Entre sus intentos más notables de evadir la solución a los problemas podemos encontrar la manera en que enfrentó la pandemia de COVID-19. Mientras todos los países del mundo encendían las alarmas, nuestro presidente macuspano afirmaba que se trataba de una simple gripe e invitaba a la población a salir de sus casas y darse abrazos. Esta misma “solución” la compartió para disminuir la delincuencia, y para sorpresa de nadie, fue igualmente ineficaz en ambos casos. La inmensa mayoría de los ciudadanos evitamos transitar por la mitad de los estados del país.

En lo que respecta a los megaproyectos de infraestructura, no existe un solo estudio que establezca con mediana claridad su rentabilidad, y ni hablar de estudios de impacto ambiental. El Tren Maya ha sido inaugurado cada tercer día; es un desastre financiero y ecológico desde antes de iniciar operaciones.

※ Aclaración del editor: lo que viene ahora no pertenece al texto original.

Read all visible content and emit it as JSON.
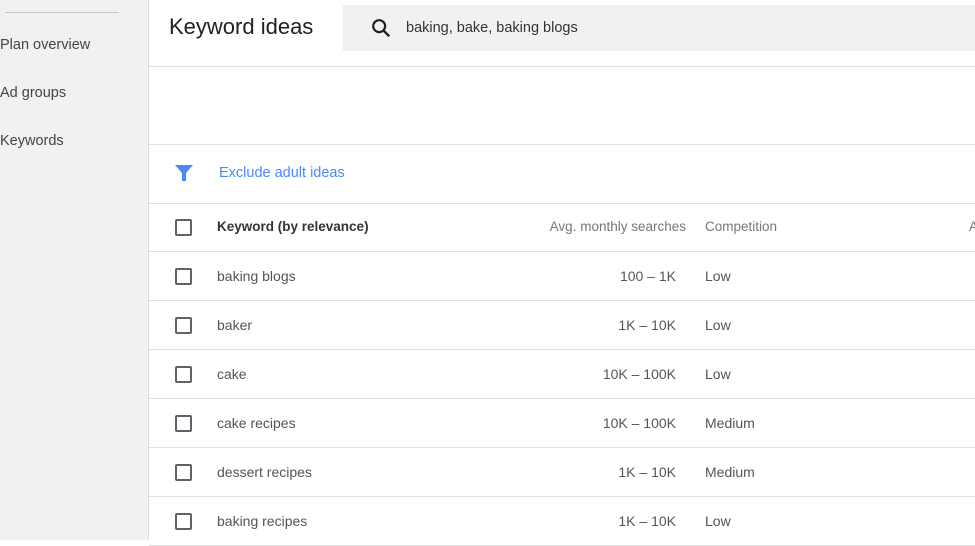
{
  "sidebar": {
    "items": [
      {
        "label": "Plan overview"
      },
      {
        "label": "Ad groups"
      },
      {
        "label": "Keywords"
      }
    ]
  },
  "header": {
    "title": "Keyword ideas",
    "search_value": "baking, bake, baking blogs"
  },
  "filter": {
    "label": "Exclude adult ideas",
    "icon": "filter-icon",
    "color": "#4a8af4"
  },
  "table": {
    "columns": [
      "Keyword (by relevance)",
      "Avg. monthly searches",
      "Competition",
      "A"
    ],
    "rows": [
      {
        "keyword": "baking blogs",
        "searches": "100 – 1K",
        "competition": "Low"
      },
      {
        "keyword": "baker",
        "searches": "1K – 10K",
        "competition": "Low"
      },
      {
        "keyword": "cake",
        "searches": "10K – 100K",
        "competition": "Low"
      },
      {
        "keyword": "cake recipes",
        "searches": "10K – 100K",
        "competition": "Medium"
      },
      {
        "keyword": "dessert recipes",
        "searches": "1K – 10K",
        "competition": "Medium"
      },
      {
        "keyword": "baking recipes",
        "searches": "1K – 10K",
        "competition": "Low"
      }
    ]
  }
}
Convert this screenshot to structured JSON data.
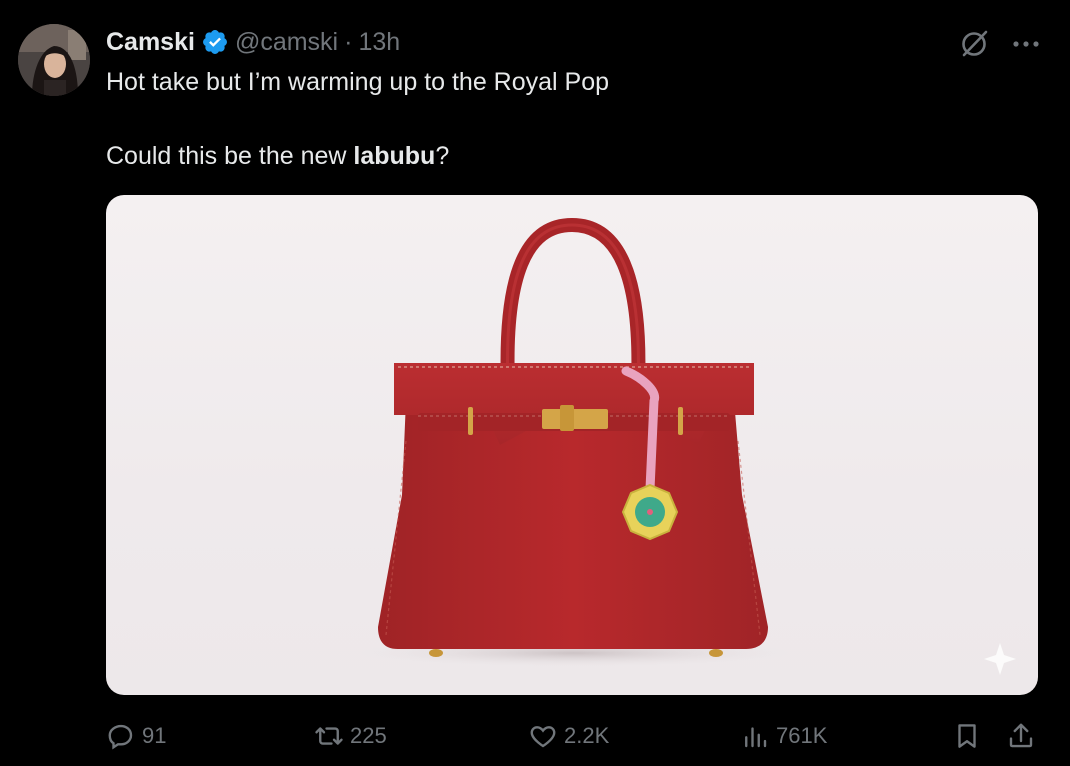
{
  "author": {
    "display_name": "Camski",
    "handle": "@camski",
    "separator": "·",
    "time": "13h",
    "verified": true,
    "verified_color": "#1d9bf0"
  },
  "tweet": {
    "line1": "Hot take but I’m warming up to the Royal Pop",
    "line2_prefix": "Could this be the new ",
    "line2_bold": "labubu",
    "line2_suffix": "?"
  },
  "media": {
    "description_icon": "sparkle-icon",
    "bag_color": "#b5282b"
  },
  "actions": {
    "replies": "91",
    "reposts": "225",
    "likes": "2.2K",
    "views": "761K"
  },
  "icons": [
    "grok-icon",
    "more-icon",
    "reply-icon",
    "repost-icon",
    "like-icon",
    "views-icon",
    "bookmark-icon",
    "share-icon"
  ]
}
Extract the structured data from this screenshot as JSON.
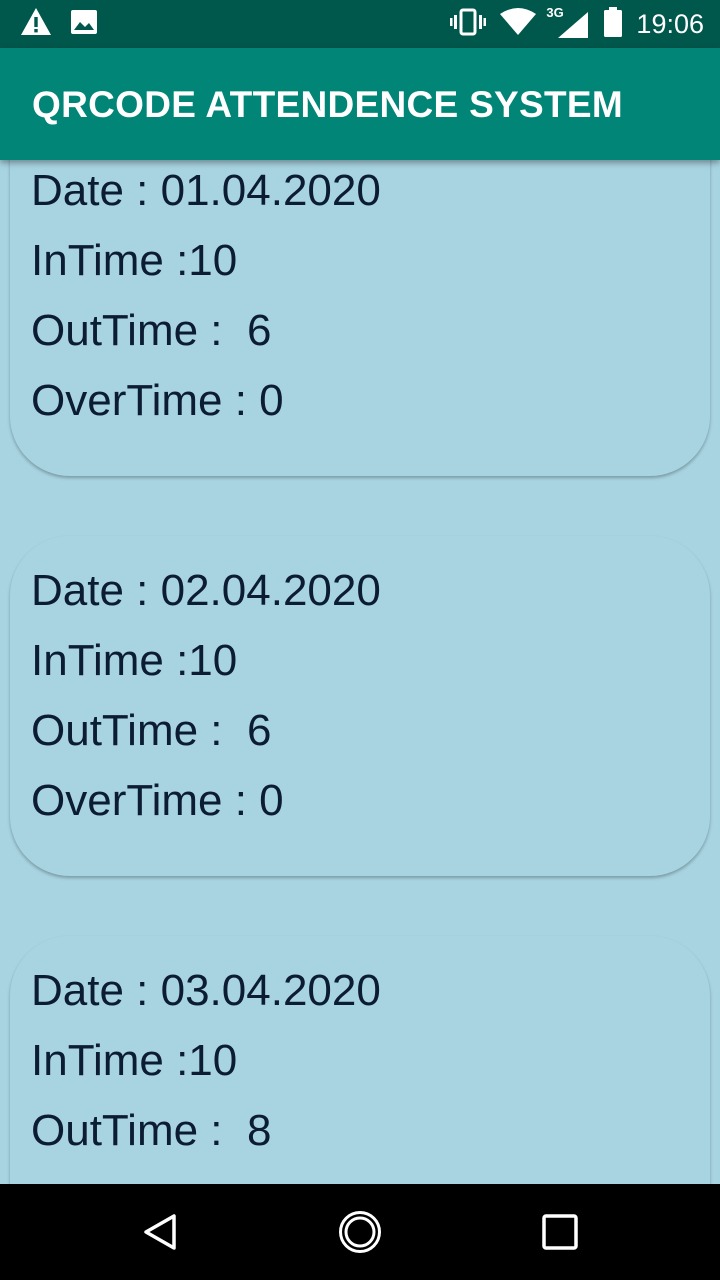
{
  "status_bar": {
    "time": "19:06",
    "network_type": "3G",
    "left_icons": [
      "warning-icon",
      "image-icon"
    ],
    "right_icons": [
      "vibrate-icon",
      "wifi-icon",
      "signal-icon",
      "battery-icon"
    ]
  },
  "app_bar": {
    "title": "QRCODE ATTENDENCE SYSTEM",
    "color": "#008577"
  },
  "records": [
    {
      "date": "Date : 01.04.2020",
      "in_time": "InTime :10",
      "out_time": "OutTime :  6",
      "over_time": "OverTime : 0"
    },
    {
      "date": "Date : 02.04.2020",
      "in_time": "InTime :10",
      "out_time": "OutTime :  6",
      "over_time": "OverTime : 0"
    },
    {
      "date": "Date : 03.04.2020",
      "in_time": "InTime :10",
      "out_time": "OutTime :  8"
    }
  ],
  "colors": {
    "background": "#a8d4e2",
    "status_bar": "#00574b",
    "text": "#0c1c33"
  },
  "nav_bar": {
    "buttons": [
      "back-icon",
      "home-icon",
      "recents-icon"
    ]
  }
}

La refinería de Dos Bocas costó siete veces más que lo pagado por la refinería Deer Park en Texas y produce poco más de la mitad. La cancelación del aeropuerto de Texcoco para construir el aeropuerto Felipe Ángeles no tenía ningún sentido financiero ni logístico. El único proyecto sensato es el Tren Interoceánico, que debido a una pésima administración en su construcción y a la opacidad en el manejo de los recursos, se ha convertido en un barril sin fondo.

Como sucede cada seis años, el balance de la administración federal es lamentable, por decir lo menos. Una vez más, es la iniciativa privada quien, a pesar de las poquísimas ayudas y los múltiples obstáculos, saca a flote a nuestro país.